Der Renner der Saison ist mit Vorsicht zu genießen. Das hochgelobte E-Bike birgt noch einige Sicherheitsmängel. Von zwölf getesteten Fahrrädern mit Zusatzmotor schnitten nur drei mit der Note Gut ab, zwei von ihnen wurden sogar mit Mangelhaft bewertet.
Neben Problemen wie schwachen Bremsen und gebrochenen Rahmen ist auch noch die Haftungsfrage bei den Fahrrädern mit elektrischer Tretunterstützung, Pedelec genannt, ungeklärt – insbesondere bei solchen mit Anfahrhilfe bis sechs Kilometer pro Stunde.
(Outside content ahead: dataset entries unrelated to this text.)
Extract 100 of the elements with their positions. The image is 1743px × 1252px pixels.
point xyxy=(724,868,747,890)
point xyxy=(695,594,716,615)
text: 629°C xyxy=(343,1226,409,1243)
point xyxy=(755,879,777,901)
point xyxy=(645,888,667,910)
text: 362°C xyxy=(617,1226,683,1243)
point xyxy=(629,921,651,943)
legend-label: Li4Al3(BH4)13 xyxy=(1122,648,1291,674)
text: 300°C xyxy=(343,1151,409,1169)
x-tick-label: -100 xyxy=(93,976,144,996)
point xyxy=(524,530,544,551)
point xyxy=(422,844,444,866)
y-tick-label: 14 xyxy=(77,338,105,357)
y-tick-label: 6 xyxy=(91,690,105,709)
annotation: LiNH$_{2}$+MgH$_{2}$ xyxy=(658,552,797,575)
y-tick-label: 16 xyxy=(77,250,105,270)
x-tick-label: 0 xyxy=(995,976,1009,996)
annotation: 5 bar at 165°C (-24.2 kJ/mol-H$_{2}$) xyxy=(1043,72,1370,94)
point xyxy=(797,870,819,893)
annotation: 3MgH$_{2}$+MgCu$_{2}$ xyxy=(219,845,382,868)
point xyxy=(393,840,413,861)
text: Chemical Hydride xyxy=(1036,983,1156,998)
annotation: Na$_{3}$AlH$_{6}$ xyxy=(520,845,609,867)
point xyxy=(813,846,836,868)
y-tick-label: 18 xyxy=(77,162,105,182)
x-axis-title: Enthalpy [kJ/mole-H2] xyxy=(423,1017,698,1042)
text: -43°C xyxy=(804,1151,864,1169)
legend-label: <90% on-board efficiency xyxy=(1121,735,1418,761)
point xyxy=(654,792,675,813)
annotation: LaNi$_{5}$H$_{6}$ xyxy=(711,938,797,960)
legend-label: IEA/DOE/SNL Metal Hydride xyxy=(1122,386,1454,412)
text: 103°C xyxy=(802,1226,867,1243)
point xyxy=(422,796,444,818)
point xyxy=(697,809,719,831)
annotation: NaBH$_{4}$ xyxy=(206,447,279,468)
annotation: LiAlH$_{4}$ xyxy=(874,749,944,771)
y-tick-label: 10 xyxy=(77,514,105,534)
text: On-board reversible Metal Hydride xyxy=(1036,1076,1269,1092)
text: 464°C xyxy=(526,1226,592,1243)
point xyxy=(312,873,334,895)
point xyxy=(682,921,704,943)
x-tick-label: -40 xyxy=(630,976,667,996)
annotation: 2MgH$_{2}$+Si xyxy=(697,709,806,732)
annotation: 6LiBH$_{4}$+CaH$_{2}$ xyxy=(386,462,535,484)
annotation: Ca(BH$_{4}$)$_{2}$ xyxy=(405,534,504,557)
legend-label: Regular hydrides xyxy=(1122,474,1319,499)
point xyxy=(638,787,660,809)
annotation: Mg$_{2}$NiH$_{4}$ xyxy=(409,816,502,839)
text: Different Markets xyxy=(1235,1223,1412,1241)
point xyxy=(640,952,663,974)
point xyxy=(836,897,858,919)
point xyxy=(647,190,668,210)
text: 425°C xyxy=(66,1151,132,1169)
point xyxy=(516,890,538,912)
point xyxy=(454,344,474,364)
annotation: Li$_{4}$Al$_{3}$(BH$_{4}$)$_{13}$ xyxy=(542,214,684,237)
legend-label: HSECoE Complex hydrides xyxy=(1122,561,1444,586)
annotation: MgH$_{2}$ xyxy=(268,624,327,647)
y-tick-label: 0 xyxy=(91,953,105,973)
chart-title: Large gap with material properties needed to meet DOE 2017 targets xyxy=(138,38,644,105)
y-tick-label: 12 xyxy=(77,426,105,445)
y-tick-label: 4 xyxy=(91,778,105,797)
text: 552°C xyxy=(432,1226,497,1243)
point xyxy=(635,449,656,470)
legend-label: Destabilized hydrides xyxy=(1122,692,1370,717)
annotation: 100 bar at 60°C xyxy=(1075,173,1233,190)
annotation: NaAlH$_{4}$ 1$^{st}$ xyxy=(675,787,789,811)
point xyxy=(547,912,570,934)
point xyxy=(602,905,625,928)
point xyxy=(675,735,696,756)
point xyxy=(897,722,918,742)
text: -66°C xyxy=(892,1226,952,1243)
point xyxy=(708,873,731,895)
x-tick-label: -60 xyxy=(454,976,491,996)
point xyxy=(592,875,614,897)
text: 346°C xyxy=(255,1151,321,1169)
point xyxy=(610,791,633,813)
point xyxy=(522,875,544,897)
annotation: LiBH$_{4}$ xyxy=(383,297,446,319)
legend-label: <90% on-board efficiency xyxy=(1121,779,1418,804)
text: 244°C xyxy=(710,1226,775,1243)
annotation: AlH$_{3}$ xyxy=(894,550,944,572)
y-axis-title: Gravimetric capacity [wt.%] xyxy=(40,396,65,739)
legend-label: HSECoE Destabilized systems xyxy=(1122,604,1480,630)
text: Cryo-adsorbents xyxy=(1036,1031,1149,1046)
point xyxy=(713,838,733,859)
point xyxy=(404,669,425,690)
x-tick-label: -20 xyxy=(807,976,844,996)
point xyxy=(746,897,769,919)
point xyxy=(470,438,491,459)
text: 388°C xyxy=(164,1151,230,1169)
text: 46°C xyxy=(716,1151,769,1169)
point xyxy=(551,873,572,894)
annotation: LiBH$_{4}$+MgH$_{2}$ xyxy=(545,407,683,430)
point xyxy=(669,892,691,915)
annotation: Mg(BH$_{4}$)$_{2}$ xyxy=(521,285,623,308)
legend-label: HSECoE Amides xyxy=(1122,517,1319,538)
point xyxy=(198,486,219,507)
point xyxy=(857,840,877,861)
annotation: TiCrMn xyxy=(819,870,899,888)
Es hängt bisher vom jeweiligen Versicherungsvertrag ab, ob der Versicherungsschutz auf „nicht selbstfahrende Fahrzeuge“ beschränkt ist oder auch bei Pedelecs greift. Der ADAC fordert von der Versicherungswirtschaft, diese Lücke schnellstmöglich zu schließen.
In Deutschland wurden im vergangenen Jahr 200.000 Pedelecs verkauft. Der Verein Generationen Netzwerk für Deutschland (GND) nahm dies zum Anlass, um in Kooperation mit dem ADAC und der Stiftung Warentest die Fahrräder mit Elektroantrieb zu testen. Es wurden unter anderem die elektrische Funktion und Sicherheit des Fahrrads, des Akkus und der Ladegeräte getestet sowie die Haltbarkeit des Rahmens und der Bremsen.
Das größte Problem ist die mangelhafte Sicherheit. Schon im vergangenen Jahr musste die Marke Pegasus 11.000 Elektrofahrräder aufgrund gebrochener Rahmen zurückrufen. Diese Schwachstelle hat sich nun erneut gezeigt: Nach 10.000 Kilometern auf dem Prüfstand brach der Rahmen des geprüften Pegasus E-Tour, was ihm die Note Mangelhaft einbrachte. Gleich schlecht schnitt auch das Ruhrwerk-E-Bike wegen seiner schwachen Bremsen ab. Drei weitere Räder, Giant, Kettler und KTM, haben eine „ausreichende“ Bremswirkung. Das doppelte Gewicht von E-Bikes im Vergleich zu Fahrrädern ohne Antriebshilfe (zirka 30 Kilo) und die deutlich höhere Geschwindigkeit machen funktionierende Bremsen noch wichtiger. Die oben genannten Modelle schafften es aber nicht, das Gesamtgewicht der Räder mit der geforderten Verzögerung zum Stehen zu bringen. Stiftung Warentest kritisierte das als „gefährliche Schwachstellen“. Die drei „guten“ Räder im Test sind das Trekkingrad Diamant Zouma Sport+ sowie die Komforträder Kreidler Vitality Elite und das Raleigh Leeds HS. Die Testfahrerattestierten ihnen Fahrspaß und Benutzerfreundlichkeit.
Generell gab es für das Fahrgefühl die besten Noten, Schwachstellen sind hier lediglich das Schalten und das Fahrverhalten ohne Motorunterstützung.